MADISON, Wis. (AP) — The Wisconsin Supreme Court on Thursday ended a secret investigation into whether Republican Gov. Scott Walker’s campaign illegally coordinated with conservative groups in winning his 2012 recall election.
The court’s action is a major victory for Walker as he pursues the presidency, though one expert said prosecutors could appeal to the U.S. Supreme Court. No one has been charged in the so-called John Doe probe, Wisconsin’s version of a grand jury investigation where information is tightly controlled, but questions about the investigation have dogged Walker for months.
The case centers on political activity conducted by Wisconsin Club for Growth and other conservative organizations during the 2012 recall, which was spurred by Democrats’ anger over a Walker-authored law that effectively ending collective bargaining for most public workers.
Prosecutors accused Walker and the groups of illegally coordinating their campaign efforts in violation of state law.

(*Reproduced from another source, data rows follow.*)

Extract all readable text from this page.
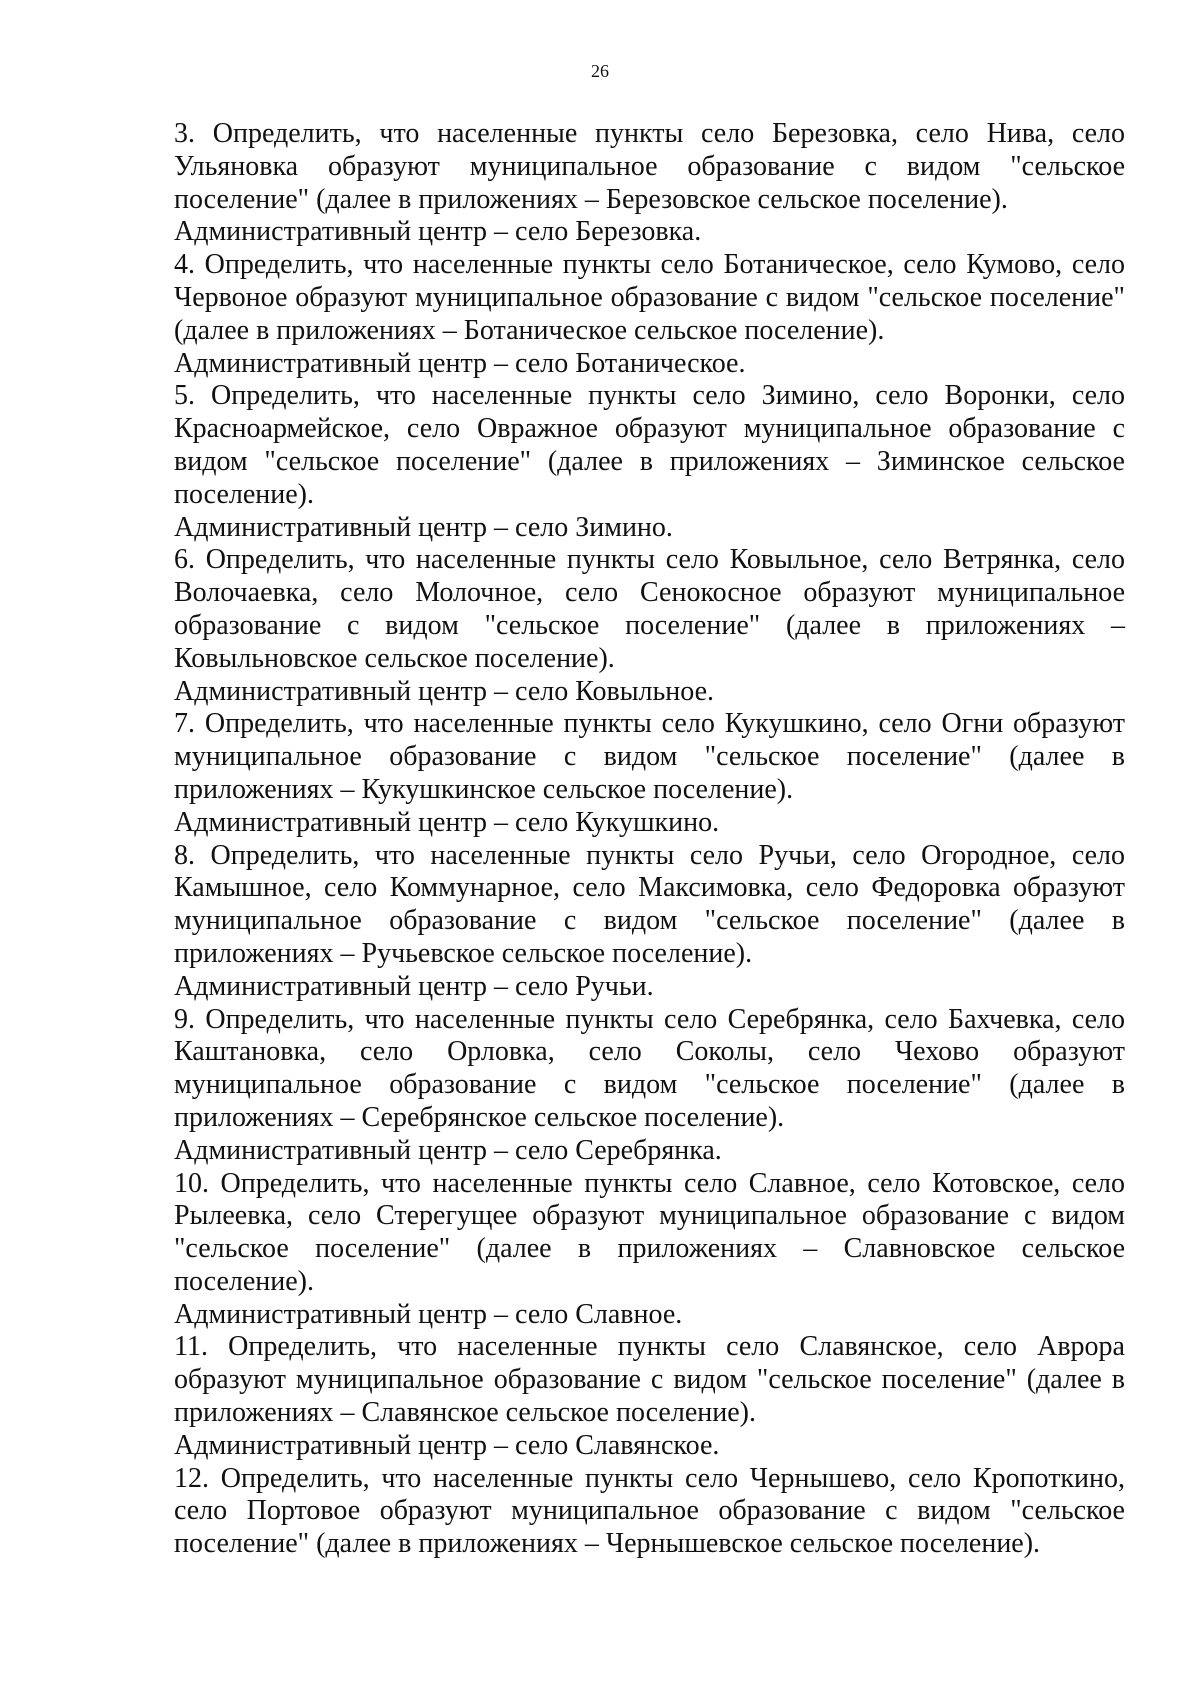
26

3. Определить, что населенные пункты село Березовка, село Нива, село Ульяновка образуют муниципальное образование с видом "сельское поселение" (далее в приложениях – Березовское сельское поселение).

Административный центр – село Березовка.

4. Определить, что населенные пункты село Ботаническое, село Кумово, село Червоное образуют муниципальное образование с видом "сельское поселение" (далее в приложениях – Ботаническое сельское поселение).

Административный центр – село Ботаническое.

5. Определить, что населенные пункты село Зимино, село Воронки, село Красноармейское, село Овражное образуют муниципальное образование с видом "сельское поселение" (далее в приложениях – Зиминское сельское поселение).

Административный центр – село Зимино.

6. Определить, что населенные пункты село Ковыльное, село Ветрянка, село Волочаевка, село Молочное, село Сенокосное образуют муниципальное образование с видом "сельское поселение" (далее в приложениях – Ковыльновское сельское поселение).

Административный центр – село Ковыльное.

7. Определить, что населенные пункты село Кукушкино, село Огни образуют муниципальное образование с видом "сельское поселение" (далее в приложениях – Кукушкинское сельское поселение).

Административный центр – село Кукушкино.

8. Определить, что населенные пункты село Ручьи, село Огородное, село Камышное, село Коммунарное, село Максимовка, село Федоровка образуют муниципальное образование с видом "сельское поселение" (далее в приложениях – Ручьевское сельское поселение).

Административный центр – село Ручьи.

9. Определить, что населенные пункты село Серебрянка, село Бахчевка, село Каштановка, село Орловка, село Соколы, село Чехово образуют муниципальное образование с видом "сельское поселение" (далее в приложениях – Серебрянское сельское поселение).

Административный центр – село Серебрянка.

10. Определить, что населенные пункты село Славное, село Котовское, село Рылеевка, село Стерегущее образуют муниципальное образование с видом "сельское поселение" (далее в приложениях – Славновское сельское поселение).

Административный центр – село Славное.

11. Определить, что населенные пункты село Славянское, село Аврора образуют муниципальное образование с видом "сельское поселение" (далее в приложениях – Славянское сельское поселение).

Административный центр – село Славянское.

12. Определить, что населенные пункты село Чернышево, село Кропоткино, село Портовое образуют муниципальное образование с видом "сельское поселение" (далее в приложениях – Чернышевское сельское поселение).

They denied wrongdoing.
Republicans called the investigation, launched by Milwaukee County District Attorney John Chisholm, a Democrat, a partisan witch hunt. Wisconsin Club for Growth and its director, Eric O’Keefe, filed a federal civil rights lawsuit last year seeking to halt the probe, arguing the investigation violates their free speech rights. U.S. District Judge Rudolph Randa sided with the club but a federal appellate court later tossed out the lawsuit, saying the issue belonged in state courts.
The club and O’Keefe then turned to the state Supreme Court, which is controlled by a four-justice conservative majority.
Howard Schweber, an associate professor of political science and legal studies at the University of Wisconsin-Madison, said prosecutors could seek review by the U.S. Supreme Court, possibly arguing bias. Lead prosecutor Francis Schmitz in February asked at least two justices to recuse themselves to avoid the appearance of impropriety, but the justices didn’t respond.